Le « terrain », les nutriments essentiels, le Covid-19 et les vaccins

Par Dr Alan Palmer — Children’s Health Defense

Lire la première partie de cet article

En 1918, la grippe espagnole a balayé une grande partie du monde civilisé. Beaucoup pensent que sa transmission aux États-Unis était en partie due au retour des militaires américains des champs de bataille de la Première Guerre mondiale. Pensez aux conditions qui régnaient en Europe à l’époque. Les lignes de ravitaillement y étaient partout coupées. Il était très difficile de se procurer des aliments sains et de l’eau propre. La guerre a fait peser sur l’ensemble de la population un énorme fardeau en termes de stress et de pauvreté. Les G.I. se sont battus côte à côte dans des tranchées infestées de rats, remplies d’immondices, de déchets humains, de sang et d’une terrible qualité de l’air. Le sommeil était une denrée rare. Les rations alimentaires suffisaient à peine à fournir l’énergie nécessaire pour combattre et constituaient une purée en conserve à faible teneur en nutriments. L’eau était disponible en quantité très limitée. Voilà un terrain fertile pour les maladies ! Le TERRAIN de leur corps était certainement mûr pour l’infection.

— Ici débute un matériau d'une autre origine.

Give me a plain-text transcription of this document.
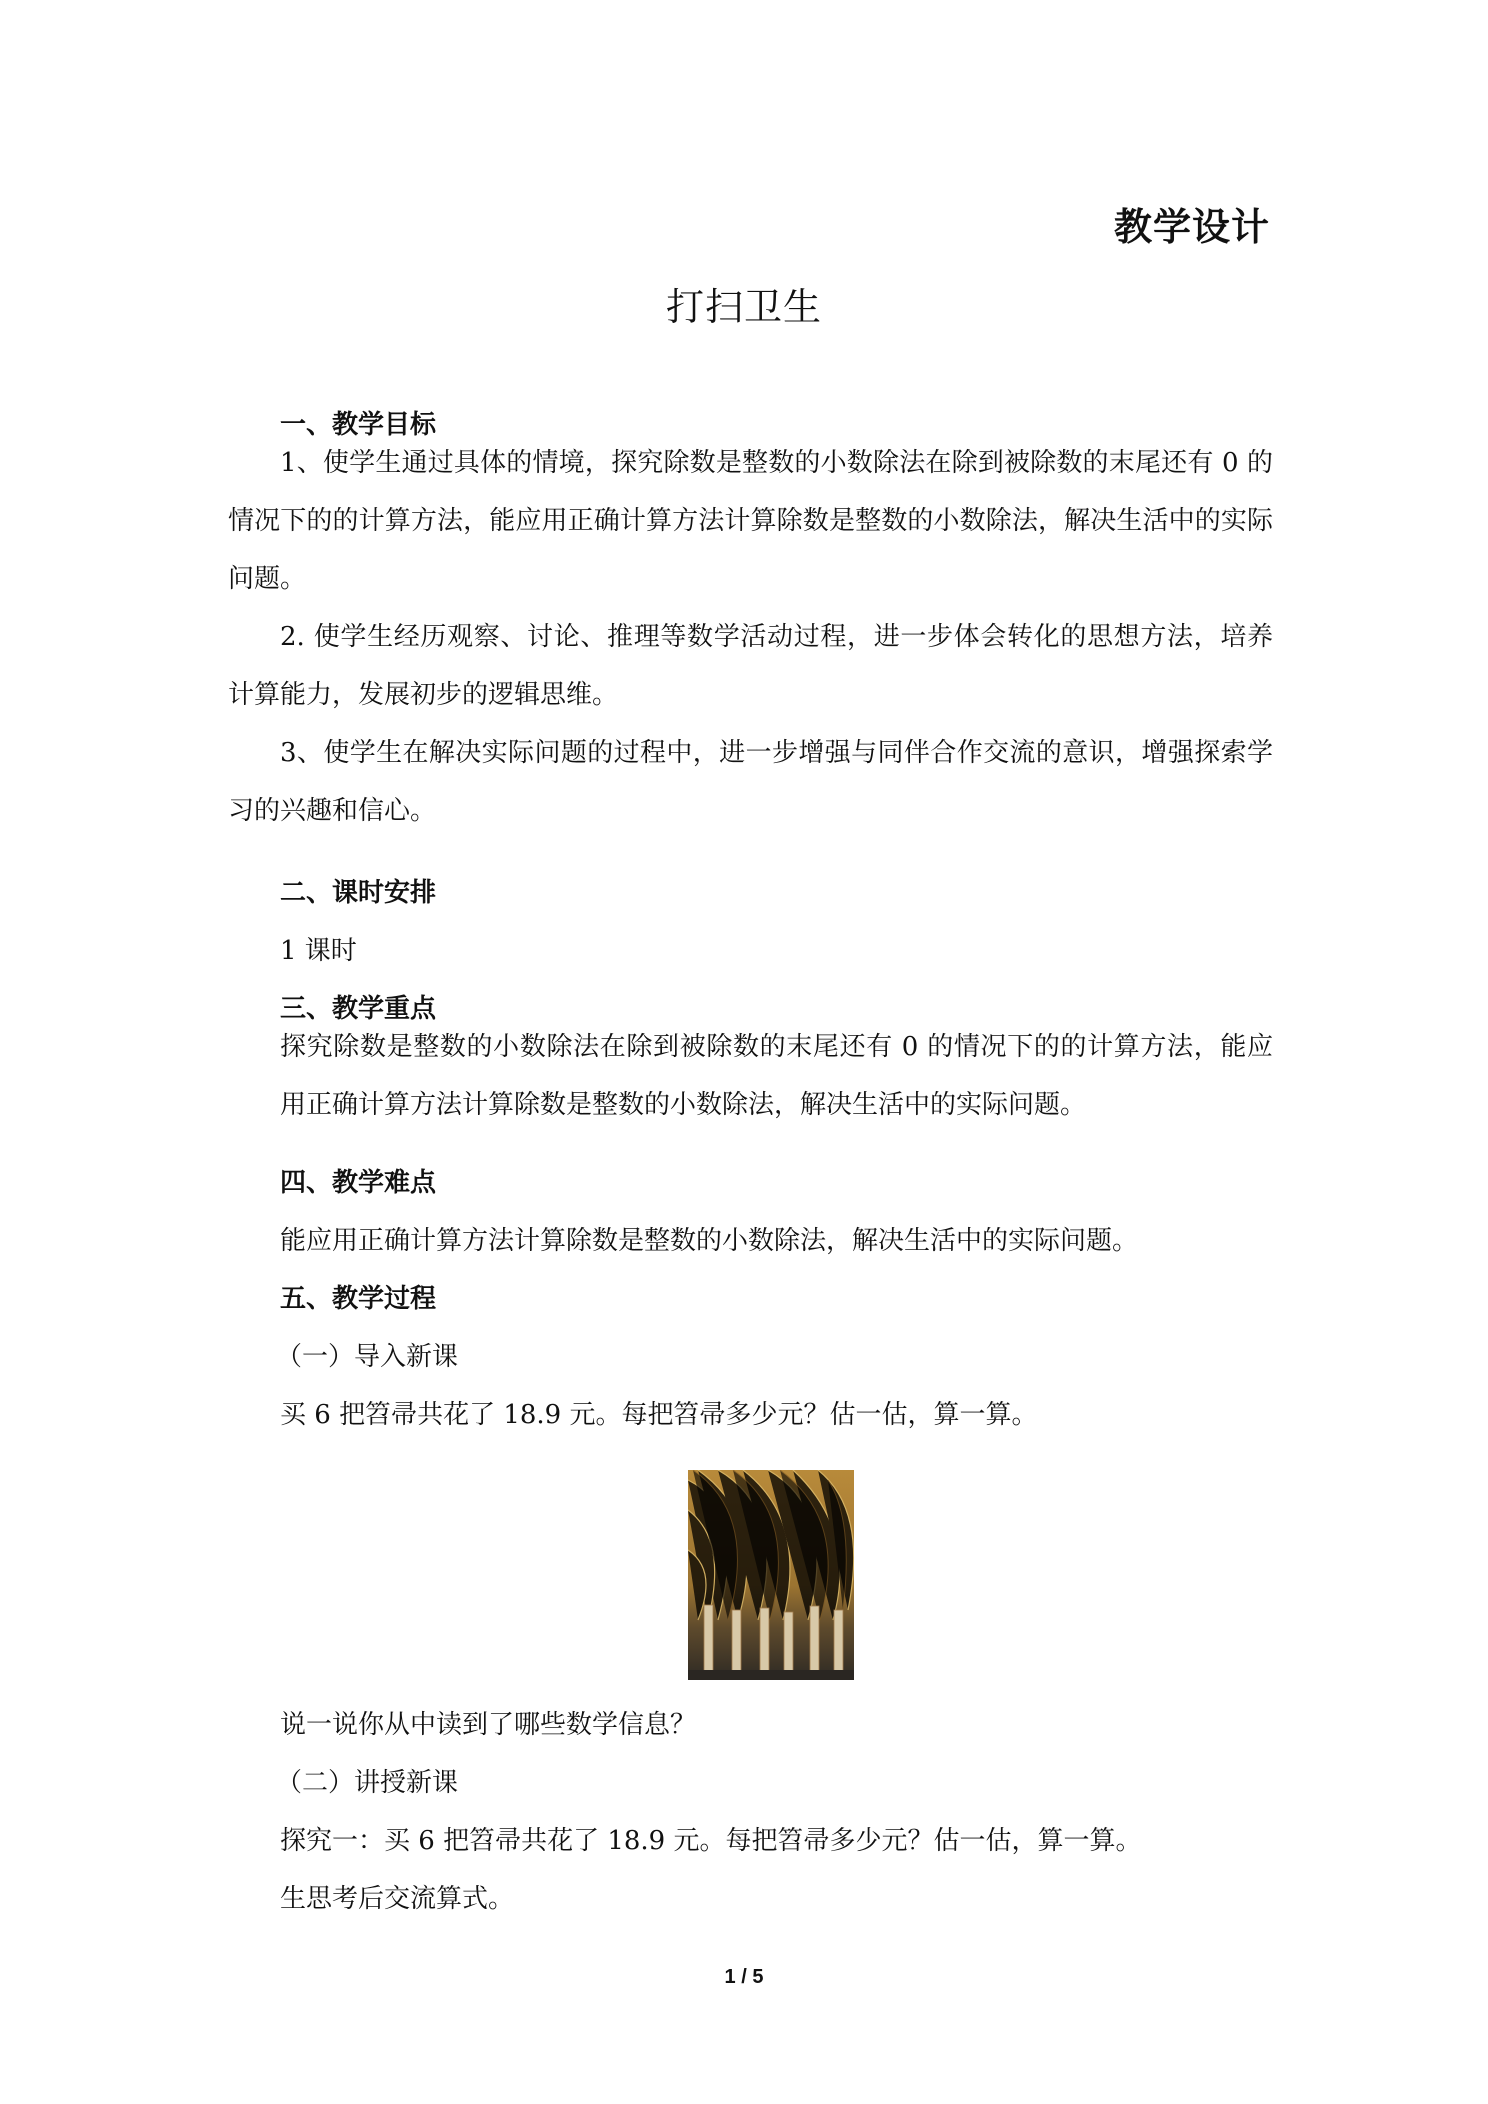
教学设计
打扫卫生
一、教学目标
1、使学生通过具体的情境，探究除数是整数的小数除法在除到被除数的末尾还有 0 的情况下的的计算方法，能应用正确计算方法计算除数是整数的小数除法，解决生活中的实际问题。
2. 使学生经历观察、讨论、推理等数学活动过程，进一步体会转化的思想方法，培养计算能力，发展初步的逻辑思维。
3、使学生在解决实际问题的过程中，进一步增强与同伴合作交流的意识，增强探索学习的兴趣和信心。
二、课时安排
1 课时
三、教学重点
探究除数是整数的小数除法在除到被除数的末尾还有 0 的情况下的的计算方法，能应用正确计算方法计算除数是整数的小数除法，解决生活中的实际问题。
四、教学难点
能应用正确计算方法计算除数是整数的小数除法，解决生活中的实际问题。
五、教学过程
（一）导入新课
买 6 把笤帚共花了 18.9 元。每把笤帚多少元？估一估，算一算。
说一说你从中读到了哪些数学信息？
（二）讲授新课
探究一：买 6 把笤帚共花了 18.9 元。每把笤帚多少元？估一估，算一算。
生思考后交流算式。
1 / 5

Des policiers portant des masques fournis par la Croix-Rouge américaine à Seattle en 1918

Lorsque les heureux survivants sont revenus de la guerre, la plupart d’entre eux étaient malades, infectés et contribuaient malheureusement à la propagation de la maladie dans le pays, qui souffrait également d’un désespoir économique, social et nutritionnel extrême. Et les villes sales et surpeuplées décrites plus haut ont contribué à la propagation de la maladie. Il n’est pas étonnant que lorsque la grippe espagnole a éclaté ici et à l’étranger, elle s’est répandue comme une traînée de poudre et que le taux de mortalité a atteint un niveau presque apocalyptique ! On estime qu’entre 500.000 et 850.000 Américains sont morts de la grippe espagnole. Ce même virus de la grippe qui circule aujourd’hui dans l’Amérique moderne n’aurait jamais les mêmes conséquences catastrophiques qu’il y a 100 ans dans les conditions qui avaient cours alors. Même si certaines données démographiques propres aux grandes villes surpeuplées, ainsi que les personnes âgées et les personnes souffrant de maladies chroniques pourraient augmenter la morbidité et la mortalité, ce ne le serait néanmoins que dans une moindre mesure.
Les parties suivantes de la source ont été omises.